The Centers for Disease Control and Prevention (CDC) National Center for Injury Prevention and Control (NCIPC) is soliciting investigator-initiated research to conduct rigorous evaluation (including both a process and outcome evaluation) of prevention approaches implemented within communities that incorporate
efforts to mitigate the harms of adverse childhood experiences (ACEs) and prevent future ACEs, while simultaneously aiming to prevent substance use and overdose.
Recognition of the link between ACEs and related trauma with substance use has led to the development and implementation of programs spanning the social ecology and working simultaneously to prevent ACEs, substance use and overdose more broadly, as well as other related harms.
Thirty-four of the 66 recipients to NCIPC’s Overdose Data to Action (OD2A) funding are implementing overdose prevention activities that provide support for people who have experienced ACEs or are designed to prevent ACEs in addition to substance use and overdose.
Further, ACEs-related overdose prevention strategies are also being funded through other NCIPC programmatic and research initiatives.
These efforts represent initial steps toward the development of cross-cutting strategies that integrate activities to simultaneously address ACEs and overdose.
Rigorous process and outcome evaluations are needed to identify effective approaches implemented within communities that incorporate programming to mitigate the harms of ACEs exposure and prevent future ACEs while simultaneously aiming to prevent substance use and overdose.
Partnerships between the applicant institution and outside entities will be necessary to complete the proposed work.
Applicants will be required to implement strategies based on the best available evidence for preventing substance use, overdose and ACEs.
To ensure community buy-in and ability to effectively implement the proposed prevention strategy, applicants will be strongly encouraged to partner with a state health department or other CDC funding recipients implementing programming in support of existing NCIPC strategies (e.g., OD2A, NACCHO ACEs prevention, PACE:D2A, EfC), or partner with communities with demonstrated capacity to implement such strategies.
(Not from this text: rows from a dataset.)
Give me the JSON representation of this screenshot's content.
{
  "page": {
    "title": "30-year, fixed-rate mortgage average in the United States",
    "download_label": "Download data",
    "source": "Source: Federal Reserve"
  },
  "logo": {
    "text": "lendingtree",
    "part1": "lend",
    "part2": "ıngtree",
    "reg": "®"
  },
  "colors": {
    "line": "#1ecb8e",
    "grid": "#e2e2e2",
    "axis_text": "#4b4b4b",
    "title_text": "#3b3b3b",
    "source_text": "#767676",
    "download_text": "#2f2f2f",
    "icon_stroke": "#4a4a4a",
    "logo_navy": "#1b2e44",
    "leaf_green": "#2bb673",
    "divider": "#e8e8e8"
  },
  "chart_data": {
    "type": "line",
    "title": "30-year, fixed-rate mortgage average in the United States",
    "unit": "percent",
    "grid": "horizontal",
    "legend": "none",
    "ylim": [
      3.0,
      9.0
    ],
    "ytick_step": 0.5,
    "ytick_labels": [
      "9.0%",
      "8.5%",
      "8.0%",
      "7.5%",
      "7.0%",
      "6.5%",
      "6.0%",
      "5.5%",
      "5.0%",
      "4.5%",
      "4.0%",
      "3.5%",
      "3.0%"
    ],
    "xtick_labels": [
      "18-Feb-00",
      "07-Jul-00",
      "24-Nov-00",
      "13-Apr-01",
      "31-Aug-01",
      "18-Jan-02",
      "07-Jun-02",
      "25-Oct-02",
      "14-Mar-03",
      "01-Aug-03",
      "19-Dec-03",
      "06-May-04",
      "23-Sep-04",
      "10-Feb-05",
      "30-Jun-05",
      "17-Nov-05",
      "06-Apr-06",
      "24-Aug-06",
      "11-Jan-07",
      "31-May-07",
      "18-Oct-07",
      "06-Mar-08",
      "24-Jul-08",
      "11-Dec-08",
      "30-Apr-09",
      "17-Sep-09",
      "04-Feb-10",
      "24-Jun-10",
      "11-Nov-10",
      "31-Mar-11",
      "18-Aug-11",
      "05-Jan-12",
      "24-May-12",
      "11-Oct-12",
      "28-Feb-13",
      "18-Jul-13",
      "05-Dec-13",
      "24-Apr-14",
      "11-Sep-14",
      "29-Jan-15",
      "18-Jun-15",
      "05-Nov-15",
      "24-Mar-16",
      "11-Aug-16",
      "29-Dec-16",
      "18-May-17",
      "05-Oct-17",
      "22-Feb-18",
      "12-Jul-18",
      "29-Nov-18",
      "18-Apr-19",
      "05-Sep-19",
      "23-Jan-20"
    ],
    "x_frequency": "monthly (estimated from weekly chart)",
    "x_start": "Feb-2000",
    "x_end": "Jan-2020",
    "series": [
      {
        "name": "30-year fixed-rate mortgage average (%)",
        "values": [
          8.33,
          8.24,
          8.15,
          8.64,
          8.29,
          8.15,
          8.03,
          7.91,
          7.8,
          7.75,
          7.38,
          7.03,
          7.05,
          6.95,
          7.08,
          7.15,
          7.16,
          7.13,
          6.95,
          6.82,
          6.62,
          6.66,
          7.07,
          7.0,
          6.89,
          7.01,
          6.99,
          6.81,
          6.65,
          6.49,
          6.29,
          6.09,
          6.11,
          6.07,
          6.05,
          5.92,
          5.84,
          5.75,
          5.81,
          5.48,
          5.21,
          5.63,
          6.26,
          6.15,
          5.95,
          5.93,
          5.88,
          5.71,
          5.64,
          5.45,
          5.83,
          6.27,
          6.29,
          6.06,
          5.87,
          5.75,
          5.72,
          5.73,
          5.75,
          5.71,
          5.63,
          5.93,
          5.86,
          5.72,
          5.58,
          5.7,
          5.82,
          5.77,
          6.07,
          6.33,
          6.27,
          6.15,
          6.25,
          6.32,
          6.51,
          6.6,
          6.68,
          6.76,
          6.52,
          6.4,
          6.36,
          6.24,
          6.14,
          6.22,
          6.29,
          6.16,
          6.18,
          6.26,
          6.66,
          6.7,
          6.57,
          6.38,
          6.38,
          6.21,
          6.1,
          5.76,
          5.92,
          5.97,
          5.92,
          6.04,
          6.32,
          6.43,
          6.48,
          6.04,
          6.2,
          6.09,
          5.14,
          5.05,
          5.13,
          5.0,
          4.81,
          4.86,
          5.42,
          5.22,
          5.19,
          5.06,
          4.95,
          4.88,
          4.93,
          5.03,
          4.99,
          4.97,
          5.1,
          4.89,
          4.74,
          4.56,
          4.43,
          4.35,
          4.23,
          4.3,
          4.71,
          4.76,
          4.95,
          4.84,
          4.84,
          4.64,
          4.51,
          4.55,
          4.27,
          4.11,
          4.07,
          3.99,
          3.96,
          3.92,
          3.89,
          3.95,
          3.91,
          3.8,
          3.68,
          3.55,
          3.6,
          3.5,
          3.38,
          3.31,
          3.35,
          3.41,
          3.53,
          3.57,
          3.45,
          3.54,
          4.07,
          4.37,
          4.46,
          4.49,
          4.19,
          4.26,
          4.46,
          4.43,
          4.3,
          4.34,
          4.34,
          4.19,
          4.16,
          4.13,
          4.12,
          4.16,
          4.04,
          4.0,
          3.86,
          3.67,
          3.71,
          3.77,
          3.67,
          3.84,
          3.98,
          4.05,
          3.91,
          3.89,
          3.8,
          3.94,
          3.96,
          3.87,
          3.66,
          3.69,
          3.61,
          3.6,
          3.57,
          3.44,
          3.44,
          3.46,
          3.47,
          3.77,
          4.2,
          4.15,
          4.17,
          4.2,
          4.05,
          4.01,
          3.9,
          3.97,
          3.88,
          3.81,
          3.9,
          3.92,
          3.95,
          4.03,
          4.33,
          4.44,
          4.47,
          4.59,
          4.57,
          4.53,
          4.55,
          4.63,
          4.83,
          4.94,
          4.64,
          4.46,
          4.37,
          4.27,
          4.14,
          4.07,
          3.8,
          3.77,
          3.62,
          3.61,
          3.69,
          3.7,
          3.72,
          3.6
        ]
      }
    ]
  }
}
The strongest applications will document established relationships between the institutions designing and leading evaluation efforts and the communities already implementing ACEs-related activities and/or substance use and overdose prevention strategies.
All applicants are strongly encouraged to partner with communities already implementing such prevention strategies, regardless of whether a previously established relationship exists.